Scotland's tourism agency has denied speculation that it is being forced out of Edinburgh by Scottish Executive ministers.
The tourism agency said it was not being forced to relocate
VisitScotland spokesman Hugh Hall said its lease expires in March 2005 and a number of options were being considered.
However, he did concede that ministers would make the final decision.
An executive spokeswoman described the reports as "ridiculous" and said a location review was a matter of course when a lease was due to expire.
The executive has adopted a policy to disperse the benefits of public sector jobs throughout Scotland.
It recently ordered Scottish Natural Heritage (SNH) to relocate its headquarters from Edinburgh to Inverness.
Speaking on BBC Radio's Good Morning Scotland programme, Mr Hall said VisitScotland could renew its lease.
The agency was surprised by media reports suggesting VisitScotland was being forced to quit Edinburgh, he said.
Mr Hall said: "Nothing could be further from the truth. There is a policy on dispersal but that includes the status quo and at the moment we've not ruled out any option.

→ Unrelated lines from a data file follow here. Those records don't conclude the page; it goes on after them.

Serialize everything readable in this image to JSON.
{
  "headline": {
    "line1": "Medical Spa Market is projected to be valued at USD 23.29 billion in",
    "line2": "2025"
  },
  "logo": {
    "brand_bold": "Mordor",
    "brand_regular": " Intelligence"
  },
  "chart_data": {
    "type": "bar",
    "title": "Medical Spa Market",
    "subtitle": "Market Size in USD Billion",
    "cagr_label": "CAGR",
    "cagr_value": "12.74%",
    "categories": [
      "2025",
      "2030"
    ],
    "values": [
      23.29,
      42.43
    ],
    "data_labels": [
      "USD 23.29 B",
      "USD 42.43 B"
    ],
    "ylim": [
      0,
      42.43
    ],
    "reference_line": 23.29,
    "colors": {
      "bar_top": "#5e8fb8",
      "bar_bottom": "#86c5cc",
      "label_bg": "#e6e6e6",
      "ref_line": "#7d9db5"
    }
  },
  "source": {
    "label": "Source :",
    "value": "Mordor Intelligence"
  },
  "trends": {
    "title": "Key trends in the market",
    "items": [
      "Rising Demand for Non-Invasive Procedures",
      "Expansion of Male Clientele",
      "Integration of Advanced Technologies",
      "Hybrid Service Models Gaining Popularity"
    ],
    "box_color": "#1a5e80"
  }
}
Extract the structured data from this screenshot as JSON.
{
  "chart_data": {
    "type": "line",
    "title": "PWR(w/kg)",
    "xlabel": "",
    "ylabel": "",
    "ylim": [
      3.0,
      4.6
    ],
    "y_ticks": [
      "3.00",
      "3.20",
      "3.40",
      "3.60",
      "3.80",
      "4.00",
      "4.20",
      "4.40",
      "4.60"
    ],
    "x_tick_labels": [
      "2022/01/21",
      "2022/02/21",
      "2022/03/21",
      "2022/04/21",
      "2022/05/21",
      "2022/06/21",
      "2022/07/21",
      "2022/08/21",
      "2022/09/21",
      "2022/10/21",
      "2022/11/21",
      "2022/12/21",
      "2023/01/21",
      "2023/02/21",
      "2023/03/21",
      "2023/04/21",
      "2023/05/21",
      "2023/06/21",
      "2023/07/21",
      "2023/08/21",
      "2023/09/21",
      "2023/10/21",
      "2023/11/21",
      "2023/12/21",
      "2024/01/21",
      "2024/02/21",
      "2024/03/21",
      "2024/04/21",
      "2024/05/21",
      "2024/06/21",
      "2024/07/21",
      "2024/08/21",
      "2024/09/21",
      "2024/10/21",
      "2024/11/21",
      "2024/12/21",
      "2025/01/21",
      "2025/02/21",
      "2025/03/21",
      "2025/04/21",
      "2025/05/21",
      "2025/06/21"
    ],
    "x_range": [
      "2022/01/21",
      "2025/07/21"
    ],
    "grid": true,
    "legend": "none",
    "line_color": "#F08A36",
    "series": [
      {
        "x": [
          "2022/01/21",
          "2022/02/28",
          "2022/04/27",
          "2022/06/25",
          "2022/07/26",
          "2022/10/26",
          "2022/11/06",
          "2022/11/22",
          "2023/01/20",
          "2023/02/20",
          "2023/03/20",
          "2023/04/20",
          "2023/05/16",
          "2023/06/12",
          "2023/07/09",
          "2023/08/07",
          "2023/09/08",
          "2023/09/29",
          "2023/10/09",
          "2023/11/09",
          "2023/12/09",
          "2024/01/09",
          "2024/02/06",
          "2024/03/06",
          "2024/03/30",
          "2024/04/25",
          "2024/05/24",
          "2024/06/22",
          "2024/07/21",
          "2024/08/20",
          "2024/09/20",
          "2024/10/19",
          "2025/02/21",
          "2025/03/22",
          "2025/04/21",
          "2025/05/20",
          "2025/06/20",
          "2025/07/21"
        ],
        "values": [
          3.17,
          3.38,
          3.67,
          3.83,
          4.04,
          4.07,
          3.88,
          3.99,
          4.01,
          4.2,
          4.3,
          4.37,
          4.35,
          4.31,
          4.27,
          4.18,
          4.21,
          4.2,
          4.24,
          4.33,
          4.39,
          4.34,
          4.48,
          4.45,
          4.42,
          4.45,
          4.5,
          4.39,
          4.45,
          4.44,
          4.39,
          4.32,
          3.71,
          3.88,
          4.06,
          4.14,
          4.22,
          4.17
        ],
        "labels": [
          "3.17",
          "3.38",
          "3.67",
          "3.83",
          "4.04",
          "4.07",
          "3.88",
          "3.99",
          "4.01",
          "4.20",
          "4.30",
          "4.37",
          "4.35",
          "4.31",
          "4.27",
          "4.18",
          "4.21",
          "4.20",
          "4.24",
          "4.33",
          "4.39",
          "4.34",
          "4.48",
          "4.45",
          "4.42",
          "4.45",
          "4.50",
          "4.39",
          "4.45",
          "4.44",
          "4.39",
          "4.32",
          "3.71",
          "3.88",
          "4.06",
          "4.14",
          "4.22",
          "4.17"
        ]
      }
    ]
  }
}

"We had a meeting with staff yesterday to say we've short-listed 10 possible areas throughout Scotland and we'll inform them of the outcome in due course."
He said staff were "naturally anxious" about the future.
An executive spokeswoman told BBC News Online Scotland that the tourism agency was simply following procedures.
She said a short list of 10 potential locations had been drawn up for further consideration "and all of these are commutable".
Inverness was one of the short listed locations, she added.
Staff and unions have been protesting over the plans to relocate SNH's headquarters to Inverness.
Economic consultants had previously advised against the move which will see all but 50 of the 270 posts relocate.
But the executive defended the decision and a large number of employees are expected to resign rather than move north.